The future of a New Hampshire pumpkin festival that was the center of riots in October was up for discussion in a public forum Tuesday night, where many said that rioters were attracted to the event and that change is needed.
"What happened at Pumpkin Fest isn't exactly a Keene problem. This is a global problem," Keene State student Nick Tornatore said.
Tainted and tarnished amid violence and destruction of property and injuries, more than 100 have been arrested in the aftermath of the October 18 riots, many of them unaffiliated with Keene State College, though 170 Keene State students have been disciplined by the school administration and several expelled.
These are not just a few bad apples, according to residents.
"I had to spend four and half hours on that particular evening, standing on my front porch guarding my property from people who were intoxicated," Keene resident Bob Lyle said. "I can tell you right now that the Pumpkin Festival this year was not an isolated incident."
But these lasting images of the Keene Pumpkin Festival is not the image campus and city leaders want associated with the family friendly event that's been here since 1991.
They held a public forum on campus to discuss what's next for the annual fall festival and if it should continue.
"We need to send a powerful message that we will not tolerate these kinds of behaviors and we need to end the Pumpkin Festival now," said mother of three, Keene resident Beth Truman.
"There is no way that we should do away (with) or remove the Pumpkin Festival in Keene. That's a landmark in Keene and has been for some odd years," Keene resident Morris Whitney said.
"To me this is about binge drinking and how it gets carried away," New Hampshire state Rep.
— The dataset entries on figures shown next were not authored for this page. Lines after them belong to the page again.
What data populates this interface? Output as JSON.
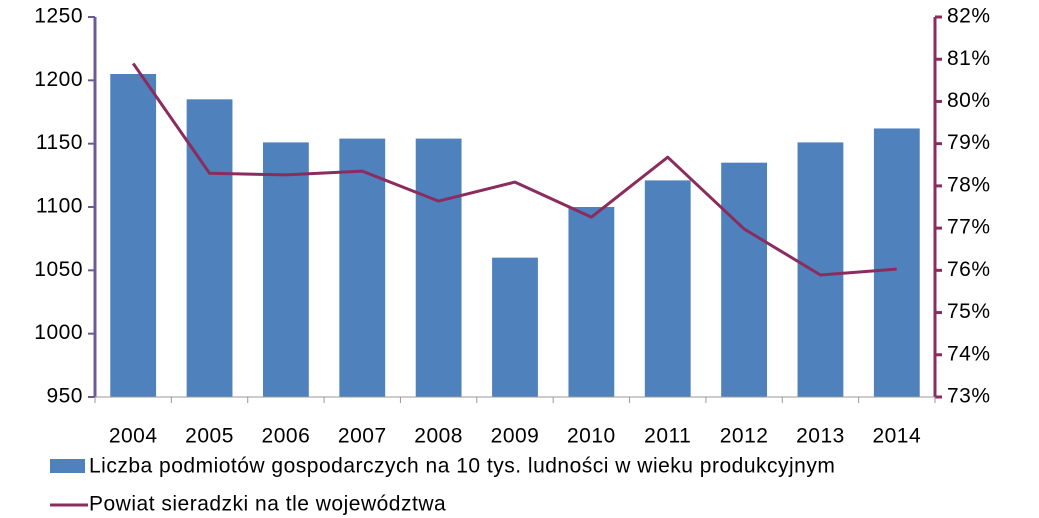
{
  "chart_data": {
    "type": "bar",
    "categories": [
      "2004",
      "2005",
      "2006",
      "2007",
      "2008",
      "2009",
      "2010",
      "2011",
      "2012",
      "2013",
      "2014"
    ],
    "series": [
      {
        "name": "Liczba podmiotów gospodarczych na 10 tys. ludności w wieku produkcyjnym",
        "type": "bar",
        "color": "#4f81bd",
        "values": [
          1205,
          1185,
          1151,
          1154,
          1154,
          1060,
          1100,
          1121,
          1135,
          1151,
          1162
        ]
      },
      {
        "name": "Powiat sieradzki na tle województwa",
        "type": "line",
        "axis": "y2",
        "color": "#8b2c5e",
        "values": [
          80.9,
          78.3,
          78.26,
          78.35,
          77.64,
          78.09,
          77.26,
          78.68,
          76.98,
          75.89,
          76.03
        ]
      }
    ],
    "ylim": [
      950,
      1250
    ],
    "yticks": [
      950,
      1000,
      1050,
      1100,
      1150,
      1200,
      1250
    ],
    "y2lim": [
      73,
      82
    ],
    "y2ticks": [
      {
        "value": 73,
        "label": "73%"
      },
      {
        "value": 74,
        "label": "74%"
      },
      {
        "value": 75,
        "label": "75%"
      },
      {
        "value": 76,
        "label": "76%"
      },
      {
        "value": 77,
        "label": "77%"
      },
      {
        "value": 78,
        "label": "78%"
      },
      {
        "value": 79,
        "label": "79%"
      },
      {
        "value": 80,
        "label": "80%"
      },
      {
        "value": 81,
        "label": "81%"
      },
      {
        "value": 82,
        "label": "82%"
      }
    ],
    "legend": "bottom",
    "grid": false
  }
}
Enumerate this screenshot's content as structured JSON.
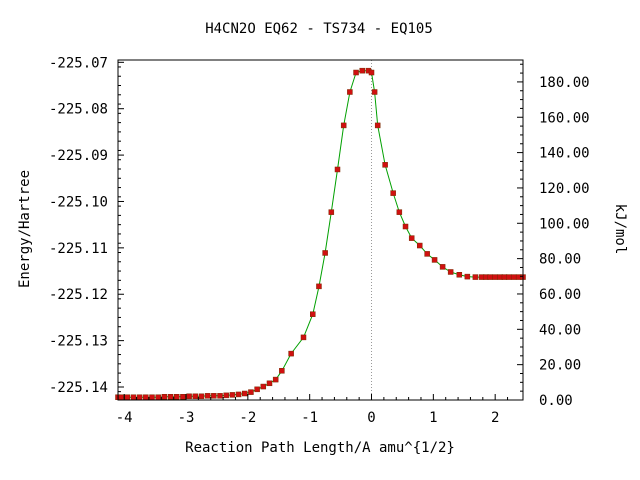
{
  "chart_data": {
    "type": "line",
    "title": "H4CN2O   EQ62 - TS734 - EQ105",
    "xlabel": "Reaction Path Length/A amu^{1/2}",
    "ylabel": "Energy/Hartree",
    "y2label": "kJ/mol",
    "xlim": [
      -4.1,
      2.45
    ],
    "ylim": [
      -225.1428,
      -225.0695
    ],
    "y2lim": [
      0,
      192.4
    ],
    "x_ticks": [
      "-4",
      "-3",
      "-2",
      "-1",
      "0",
      "1",
      "2"
    ],
    "y_ticks": [
      "-225.07",
      "-225.08",
      "-225.09",
      "-225.10",
      "-225.11",
      "-225.12",
      "-225.13",
      "-225.14"
    ],
    "y2_ticks": [
      "0.00",
      "20.00",
      "40.00",
      "60.00",
      "80.00",
      "100.00",
      "120.00",
      "140.00",
      "160.00",
      "180.00"
    ],
    "transition_state_x": 0.0,
    "line_color": "#00a000",
    "marker_color": "#d01010",
    "ts_line_color": "#999999",
    "series": [
      {
        "x": [
          -4.1,
          -4.05,
          -3.95,
          -3.85,
          -3.75,
          -3.65,
          -3.55,
          -3.45,
          -3.35,
          -3.25,
          -3.15,
          -3.05,
          -2.95,
          -2.85,
          -2.75,
          -2.65,
          -2.55,
          -2.45,
          -2.35,
          -2.25,
          -2.15,
          -2.05,
          -1.95,
          -1.85,
          -1.75,
          -1.65,
          -1.55,
          -1.45,
          -1.3,
          -1.1,
          -0.95,
          -0.85,
          -0.75,
          -0.65,
          -0.55,
          -0.45,
          -0.35,
          -0.25,
          -0.15,
          -0.05,
          0.0,
          0.05,
          0.1,
          0.22,
          0.35,
          0.45,
          0.55,
          0.65,
          0.78,
          0.9,
          1.02,
          1.15,
          1.28,
          1.42,
          1.55,
          1.68,
          1.78,
          1.85,
          1.92,
          2.0,
          2.08,
          2.15,
          2.22,
          2.3,
          2.38,
          2.45
        ],
        "y": [
          -225.1422,
          -225.1422,
          -225.1422,
          -225.1422,
          -225.1422,
          -225.1422,
          -225.1422,
          -225.1422,
          -225.1421,
          -225.1421,
          -225.1421,
          -225.1421,
          -225.142,
          -225.142,
          -225.142,
          -225.1419,
          -225.1419,
          -225.1419,
          -225.1418,
          -225.1417,
          -225.1416,
          -225.1414,
          -225.1411,
          -225.1405,
          -225.1399,
          -225.1392,
          -225.1384,
          -225.1365,
          -225.1328,
          -225.1293,
          -225.1243,
          -225.1183,
          -225.1111,
          -225.1023,
          -225.0931,
          -225.0836,
          -225.0764,
          -225.0722,
          -225.0718,
          -225.0718,
          -225.0722,
          -225.0764,
          -225.0836,
          -225.0921,
          -225.0982,
          -225.1023,
          -225.1054,
          -225.1079,
          -225.1095,
          -225.1113,
          -225.1126,
          -225.1141,
          -225.1152,
          -225.1158,
          -225.1162,
          -225.1163,
          -225.1163,
          -225.1163,
          -225.1163,
          -225.1163,
          -225.1163,
          -225.1163,
          -225.1163,
          -225.1163,
          -225.1163,
          -225.1163
        ]
      }
    ]
  }
}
Larry Phillips of Keene said.
"They came here to party. Give them a place to party. Whether it be Keene State College athletic field, wherever, where they are away from city residents," Harry Boynton, who works in Keene, said.
To turn it around, for some, there will have to be an emphasis on repairing the fractured town and gown relationship.
"I don't blame the Pumpkin Festival for the violence that took place. However, I do think that the Pumpkin Festival has achieved the status of attractive nuisance," Keene resident John DiBernardo said.
No final decision was made Tuesday night. College President Anne Huot says it will likely be made in the coming months.